Lorsque j’étais étudiante, une professeure nous expliquait que « faire un projet nécessite de donner de soi, de se révéler, de se dévoiler et même parfois de se transformer ». Peu importe les enseignants, ce processus est difficile, douloureux et, surtout, vécu différemment par chacun.
Ajoutez à cela le fait de prendre la parole devant ses enseignants et ses camarades, la trouille ! Or l’oral est particulièrement important dans notre métier et peut-être ne l’apprend-on pas assez d’ailleurs. Présenter chaque semaine son projet avec pragmatisme et passion tout en traduisant des intentions architecturales demande du courage… beaucoup de courage.
Quand j’y réfléchis, je me dis que nous avons finalement dû être bien formés à ce sujet car si présenter mon travail à l’école effectivement me coûtait, c’est aujourd’hui beaucoup moins le cas. Des projets il y en a de nombreux et, petit à petit, à force de faire, nous apprenons à dissocier notre production de nous-mêmes, à savoir incarner les idées que nous impulsons dans un projet et convaincre tout un jury d’y croire avec nous. Si cela ne marche pas bien, évidemment que la déception semble cruelle mais le projet suivant à nouveau susciter de nouvelles idées et potentialités…

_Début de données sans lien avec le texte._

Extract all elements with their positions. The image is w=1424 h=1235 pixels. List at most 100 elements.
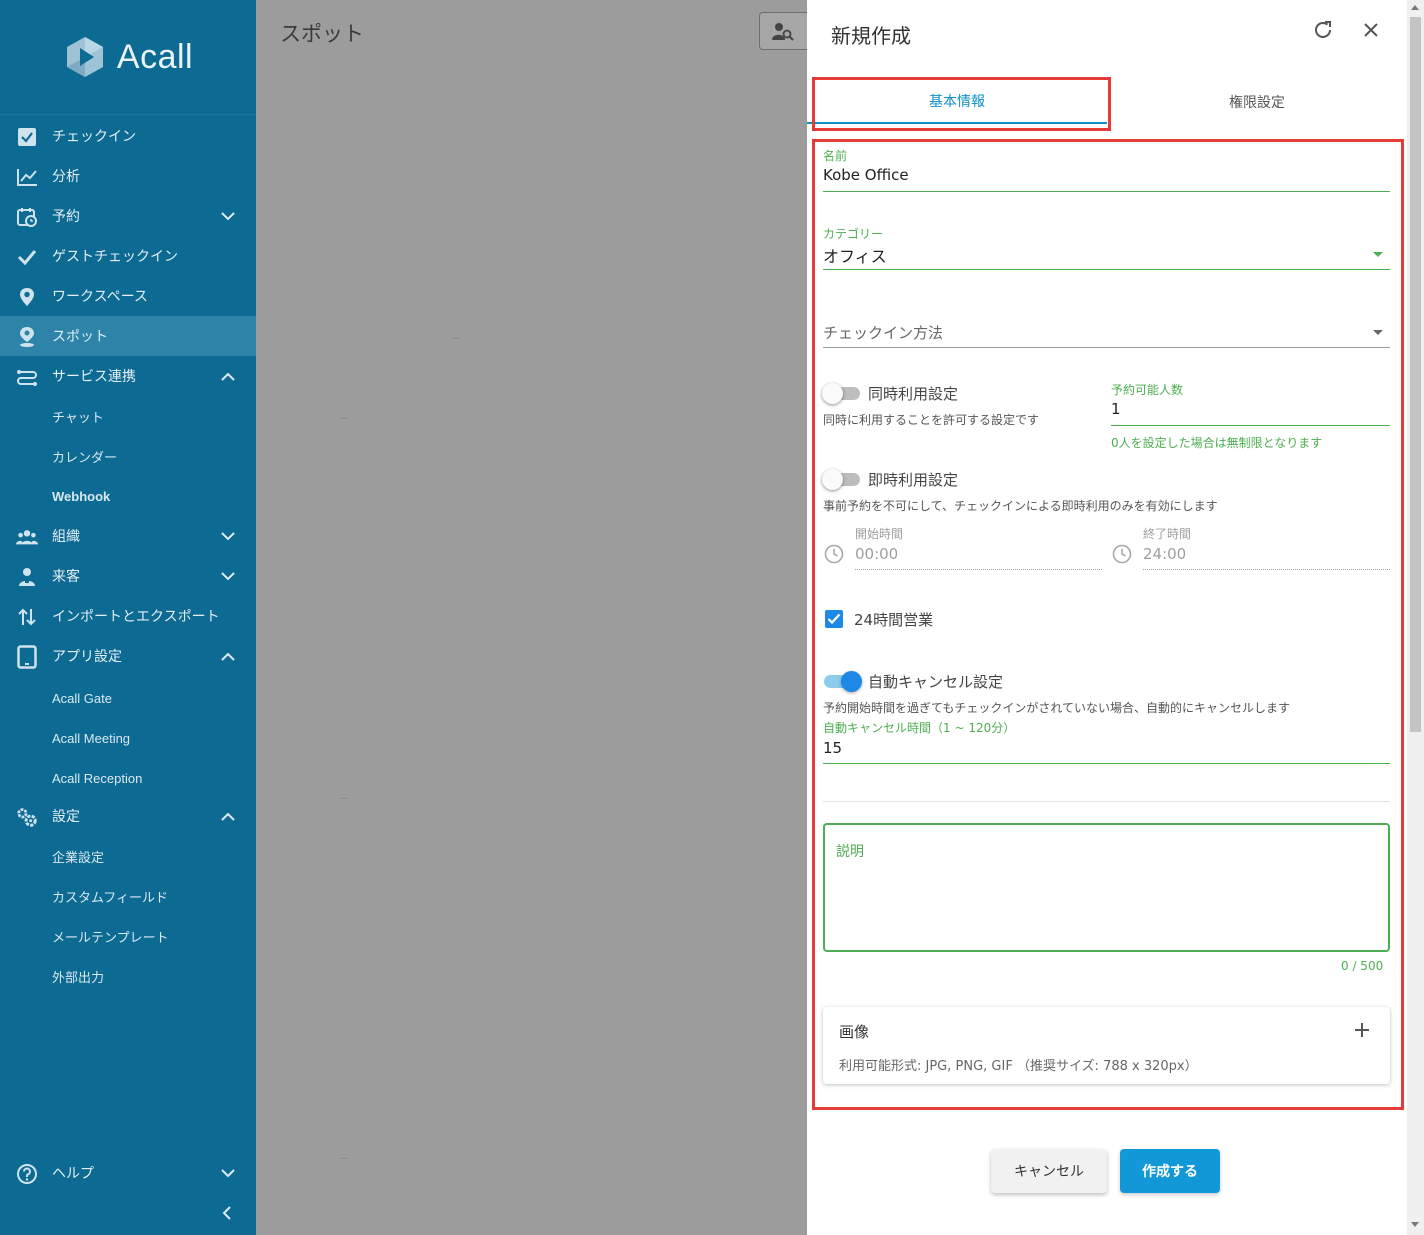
sidebar-item-app-settings[interactable]: アプリ設定: [0, 636, 256, 676]
description-label: 説明: [836, 844, 864, 860]
sidebar-item-label: チェックイン: [52, 129, 136, 145]
auto-cancel-minutes-underline: [823, 763, 1390, 764]
capacity-input[interactable]: 1: [1111, 400, 1121, 418]
sidebar-subitem-mail-templates[interactable]: メールテンプレート: [0, 916, 256, 956]
refresh-button[interactable]: [1309, 18, 1337, 46]
instant-use-hint: 事前予約を不可にして、チェックインによる即時利用のみを有効にします: [823, 499, 1218, 513]
group-icon: [16, 526, 38, 548]
section-divider: [823, 801, 1390, 802]
add-image-button[interactable]: [1349, 1019, 1375, 1045]
sidebar-item-visitor[interactable]: 来客: [0, 556, 256, 596]
calendar-clock-icon: [16, 206, 38, 228]
checkin-method-select[interactable]: チェックイン方法: [823, 322, 943, 343]
sidebar-subitem-chat[interactable]: チャット: [0, 396, 256, 436]
close-icon: [1363, 22, 1379, 42]
sidebar-item-label: 組織: [52, 529, 80, 545]
instant-use-toggle[interactable]: [822, 468, 862, 490]
sidebar-subitem-company-settings[interactable]: 企業設定: [0, 836, 256, 876]
sidebar-item-service-link[interactable]: サービス連携: [0, 356, 256, 396]
scrollbar-thumb[interactable]: [1410, 17, 1421, 732]
tab-permission-settings[interactable]: 権限設定: [1107, 80, 1407, 124]
instant-use-label: 即時利用設定: [868, 471, 959, 489]
user-search-field[interactable]: [759, 12, 807, 50]
image-upload-card: 画像 利用可能形式: JPG, PNG, GIF （推奨サイズ: 788 x 3…: [823, 1007, 1390, 1084]
sidebar: Acall チェックイン 分析 予約 ゲストチェックイン ワークスペース スポッ…: [0, 0, 256, 1235]
description-char-counter: 0 / 500: [1341, 959, 1384, 973]
name-input[interactable]: Kobe Office: [823, 166, 909, 184]
checkin-method-caret-icon[interactable]: [1373, 330, 1383, 335]
sidebar-subitem-label: Webhook: [52, 488, 111, 504]
vertical-scrollbar[interactable]: [1407, 0, 1424, 1235]
drawer-title: 新規作成: [831, 24, 911, 48]
gears-icon: [16, 806, 38, 828]
capacity-input-underline: [1111, 425, 1390, 426]
chevron-down-icon: [218, 206, 238, 226]
sidebar-item-spot[interactable]: スポット: [0, 316, 256, 356]
sidebar-subitem-calendar[interactable]: カレンダー: [0, 436, 256, 476]
sidebar-item-checkin[interactable]: チェックイン: [0, 116, 256, 156]
sidebar-subitem-label: メールテンプレート: [52, 930, 169, 946]
toggle-thumb: [822, 383, 843, 404]
chevron-down-icon: [218, 526, 238, 546]
end-time-input: 24:00: [1143, 545, 1187, 563]
visitor-icon: [16, 566, 38, 588]
open-24h-checkbox[interactable]: [825, 610, 843, 628]
image-section-title: 画像: [839, 1023, 870, 1041]
chevron-down-icon: [218, 1163, 238, 1183]
concurrent-use-toggle[interactable]: [822, 382, 862, 404]
sidebar-item-help[interactable]: ヘルプ: [0, 1153, 256, 1193]
service-link-icon: [16, 366, 38, 388]
auto-cancel-minutes-label: 自動キャンセル時間（1 ~ 120分）: [823, 721, 1016, 735]
end-clock-icon: [1112, 544, 1132, 568]
sidebar-item-workspace[interactable]: ワークスペース: [0, 276, 256, 316]
auto-cancel-toggle[interactable]: [822, 670, 862, 692]
sidebar-item-settings[interactable]: 設定: [0, 796, 256, 836]
checkin-method-underline: [823, 347, 1390, 348]
category-caret-icon[interactable]: [1373, 252, 1383, 257]
sidebar-subitem-label: Acall Gate: [52, 690, 112, 706]
scroll-down-arrow-icon[interactable]: [1411, 1222, 1419, 1227]
auto-cancel-minutes-input[interactable]: 15: [823, 739, 842, 757]
sidebar-item-organization[interactable]: 組織: [0, 516, 256, 556]
sidebar-subitem-webhook[interactable]: Webhook: [0, 476, 256, 516]
auto-cancel-hint: 予約開始時間を過ぎてもチェックインがされていない場合、自動的にキャンセルします: [823, 701, 1291, 715]
checkbox-icon: [16, 126, 38, 148]
sidebar-item-label: ゲストチェックイン: [52, 249, 178, 265]
description-textarea[interactable]: 説明: [823, 823, 1390, 952]
sidebar-item-reservation[interactable]: 予約: [0, 196, 256, 236]
sidebar-item-analytics[interactable]: 分析: [0, 156, 256, 196]
brand-name: Acall: [116, 37, 194, 76]
cancel-button[interactable]: キャンセル: [991, 1149, 1107, 1193]
sidebar-item-guest-checkin[interactable]: ゲストチェックイン: [0, 236, 256, 276]
capacity-field-label: 予約可能人数: [1111, 383, 1184, 397]
category-select[interactable]: オフィス: [823, 243, 887, 267]
end-time-underline: [1143, 569, 1390, 570]
collapse-sidebar-button[interactable]: [215, 1203, 237, 1225]
sidebar-subitem-acall-reception[interactable]: Acall Reception: [0, 758, 256, 798]
tab-basic-info[interactable]: 基本情報: [807, 80, 1107, 124]
brand-logo[interactable]: Acall: [0, 0, 256, 115]
sidebar-item-label: 予約: [52, 209, 80, 225]
main-content-overlay[interactable]: スポット: [256, 0, 807, 1235]
start-time-underline: [855, 569, 1102, 570]
open-24h-label: 24時間営業: [854, 611, 934, 629]
chevron-up-icon: [218, 366, 238, 386]
sidebar-subitem-label: 企業設定: [52, 850, 105, 866]
capacity-hint: 0人を設定した場合は無制限となります: [1111, 436, 1323, 450]
sidebar-subitem-acall-gate[interactable]: Acall Gate: [0, 678, 256, 718]
close-button[interactable]: [1357, 18, 1385, 46]
scroll-up-arrow-icon[interactable]: [1411, 5, 1419, 10]
sidebar-subitem-acall-meeting[interactable]: Acall Meeting: [0, 718, 256, 758]
map-pin-icon: [16, 286, 38, 308]
end-time-label: 終了時間: [1143, 527, 1192, 541]
checkmark-icon: [827, 610, 841, 629]
sidebar-item-import-export[interactable]: インポートとエクスポート: [0, 596, 256, 636]
create-button[interactable]: 作成する: [1120, 1149, 1220, 1193]
start-clock-icon: [824, 544, 844, 568]
sidebar-item-label: サービス連携: [52, 369, 136, 385]
import-export-icon: [16, 606, 38, 628]
sidebar-subitem-custom-fields[interactable]: カスタムフィールド: [0, 876, 256, 916]
divider: [340, 798, 348, 799]
sidebar-subitem-external-output[interactable]: 外部出力: [0, 956, 256, 996]
chevron-up-icon: [218, 646, 238, 666]
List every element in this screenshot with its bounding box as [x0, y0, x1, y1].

Alors je m’interroge : n’y a-t-il pas une déconnexion entre l’étudiant, qui souhaite bien faire et est en recherche d’une identité architecturale, et l’architecte-professeur qui à lui conscience qu’un projet reste une production parmi d’autres et à peut-être un peu oublié qu’il fallait souligner que les ratés font partie du parcours d’apprentissage !
Un enseignant ni psychologue ni ami
Finalement en relisant tous les articles de « la grande presse » sur cette thématique, Les Echos, Le Monde, Le Figaro, etc. je suis horrifié de me rendre compte que le débat n’existe que dans la quête d’un « à qui la faute ? ».
Montrant du doigt successivement, une université, des professeurs, des étudiants, etc. Comment ceux-là pourraient-ils être coupables d’un fonctionnement global de la profession ? D’un drastique changement générationnel de pensée ?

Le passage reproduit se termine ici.